The meta-rule: refactoring toward a pattern and refactoring away from one are the same skill. If a factory stops paying rent, the right move is to remove it — foreshadowing refactoring away from patterns, of which Inline Singleton is the headline case.


6. Prototype: refactoring toward clone-based creation

Starting smell

Constructing an object from scratch is expensive (heavy parsing, network/DB calls, deep computed defaults), yet you need many objects that differ from a baseline only slightly. Code re-runs the costly construction each time, or — worse — clients reconstruct a complex template by hand and drift out of sync.

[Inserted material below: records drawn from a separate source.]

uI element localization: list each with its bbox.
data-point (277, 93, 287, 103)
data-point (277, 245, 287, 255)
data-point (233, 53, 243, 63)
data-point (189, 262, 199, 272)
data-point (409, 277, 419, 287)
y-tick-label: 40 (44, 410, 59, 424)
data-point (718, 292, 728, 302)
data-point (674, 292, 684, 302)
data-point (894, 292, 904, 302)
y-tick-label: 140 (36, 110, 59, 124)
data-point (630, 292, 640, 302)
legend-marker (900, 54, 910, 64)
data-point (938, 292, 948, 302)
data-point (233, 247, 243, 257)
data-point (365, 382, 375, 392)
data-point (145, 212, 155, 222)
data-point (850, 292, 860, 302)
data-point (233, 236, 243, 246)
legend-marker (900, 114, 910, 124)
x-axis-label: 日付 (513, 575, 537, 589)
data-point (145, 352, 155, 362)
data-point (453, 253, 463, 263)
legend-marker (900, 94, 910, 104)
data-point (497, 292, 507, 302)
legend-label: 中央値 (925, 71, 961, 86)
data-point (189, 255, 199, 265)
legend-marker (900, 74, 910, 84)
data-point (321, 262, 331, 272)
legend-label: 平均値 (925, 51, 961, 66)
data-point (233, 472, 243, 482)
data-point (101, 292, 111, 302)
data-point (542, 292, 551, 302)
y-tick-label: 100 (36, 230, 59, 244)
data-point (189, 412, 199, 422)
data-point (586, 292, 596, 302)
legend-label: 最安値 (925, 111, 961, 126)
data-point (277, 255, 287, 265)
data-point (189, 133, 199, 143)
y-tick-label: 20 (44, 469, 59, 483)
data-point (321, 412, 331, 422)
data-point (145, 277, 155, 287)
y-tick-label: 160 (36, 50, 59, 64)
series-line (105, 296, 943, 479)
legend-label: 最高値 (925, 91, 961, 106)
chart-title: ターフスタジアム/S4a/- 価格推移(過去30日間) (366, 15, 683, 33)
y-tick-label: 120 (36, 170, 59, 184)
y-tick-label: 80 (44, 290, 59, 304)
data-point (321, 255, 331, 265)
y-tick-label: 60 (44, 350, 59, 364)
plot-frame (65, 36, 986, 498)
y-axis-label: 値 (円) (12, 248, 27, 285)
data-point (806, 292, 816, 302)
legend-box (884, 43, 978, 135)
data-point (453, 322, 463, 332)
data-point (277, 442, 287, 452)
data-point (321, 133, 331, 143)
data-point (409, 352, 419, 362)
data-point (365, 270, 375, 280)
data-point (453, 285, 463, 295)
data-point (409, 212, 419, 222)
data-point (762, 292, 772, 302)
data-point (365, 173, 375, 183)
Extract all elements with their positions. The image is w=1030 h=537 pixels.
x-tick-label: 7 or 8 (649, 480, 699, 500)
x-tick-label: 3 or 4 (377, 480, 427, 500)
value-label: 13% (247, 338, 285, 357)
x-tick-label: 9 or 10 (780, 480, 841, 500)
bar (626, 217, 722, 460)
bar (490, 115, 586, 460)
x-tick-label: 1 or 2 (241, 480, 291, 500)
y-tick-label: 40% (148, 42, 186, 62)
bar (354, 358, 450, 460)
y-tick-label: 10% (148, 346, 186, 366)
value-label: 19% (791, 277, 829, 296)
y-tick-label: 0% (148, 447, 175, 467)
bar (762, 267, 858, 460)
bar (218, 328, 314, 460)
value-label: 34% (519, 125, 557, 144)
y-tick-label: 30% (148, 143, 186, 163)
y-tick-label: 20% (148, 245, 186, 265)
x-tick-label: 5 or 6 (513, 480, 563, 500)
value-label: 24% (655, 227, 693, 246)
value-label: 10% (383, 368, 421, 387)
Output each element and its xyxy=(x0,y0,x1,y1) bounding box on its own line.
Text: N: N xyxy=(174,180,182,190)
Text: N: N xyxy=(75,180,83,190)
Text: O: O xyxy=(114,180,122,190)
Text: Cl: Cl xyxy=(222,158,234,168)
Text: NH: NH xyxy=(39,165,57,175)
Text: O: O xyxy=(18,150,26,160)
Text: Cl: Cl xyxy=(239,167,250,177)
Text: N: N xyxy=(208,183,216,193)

// Each call re-parses a 2MB template and re-queries default rules.
GameLevel base = new GameLevel(parseTemplate("level.tmx"), loadDefaultRules());
GameLevel hard = new GameLevel(parseTemplate("level.tmx"), loadDefaultRules());
hard.setEnemyMultiplier(3);

Motivation

Prototype builds the expensive baseline once, then produces variants by copying it and tweaking — turning O(n) costly constructions into one construction plus n cheap clones.

Mechanical steps

  1. Build the expensive baseline once and hold it as a prototype instance.
  2. Add a copy operation — a copy constructor GameLevel(GameLevel other) or a well-defined copy(). Be explicit about deep vs shallow: clone mutable nested state you intend to vary; share immutable parts.
  3. Replace from-scratch construction at variant sites with prototype.copy() followed by the small mutation. Run tests.
  4. Verify isolation: mutating a clone must not affect the prototype or its siblings (the classic shallow-copy bug — see find-bug.md).

After

final class GameLevel {
    private final Tilemap map;          // large, immutable → safe to share
    private Ruleset rules;              // mutable → must be copied
    private int enemyMultiplier = 1;

    GameLevel(Tilemap map, Ruleset rules) { this.map = map; this.rules = rules; }

    GameLevel(GameLevel other) {                    // copy constructor (step 2)
        this.map = other.map;                       // share immutable
        this.rules = other.rules.copy();            // deep-copy mutable
        this.enemyMultiplier = other.enemyMultiplier;
    }
    GameLevel copy() { return new GameLevel(this); }
}

GameLevel base = new GameLevel(parseTemplate("level.tmx"), loadDefaultRules()); // once
GameLevel hard = base.copy(); hard.setEnemyMultiplier(3);                        // cheap

In Java, prefer a copy constructor or copy factory over implementing Cloneable/clone(), whose contract is famously broken (Effective Java Item 13). The pattern is "Prototype"; the idiomatic Java mechanism is the copy constructor.

When NOT to

  • If construction is cheap, Prototype adds copy-correctness risk for no speed gain.
  • If the object graph has shared mutable state with unclear ownership, getting deep/shallow copy right is error-prone; a Builder that re-assembles deterministically may be safer than a clone.
  • Prototype trades a construction bug for a copy bug. Only adopt it when the construction cost is measured, not assumed.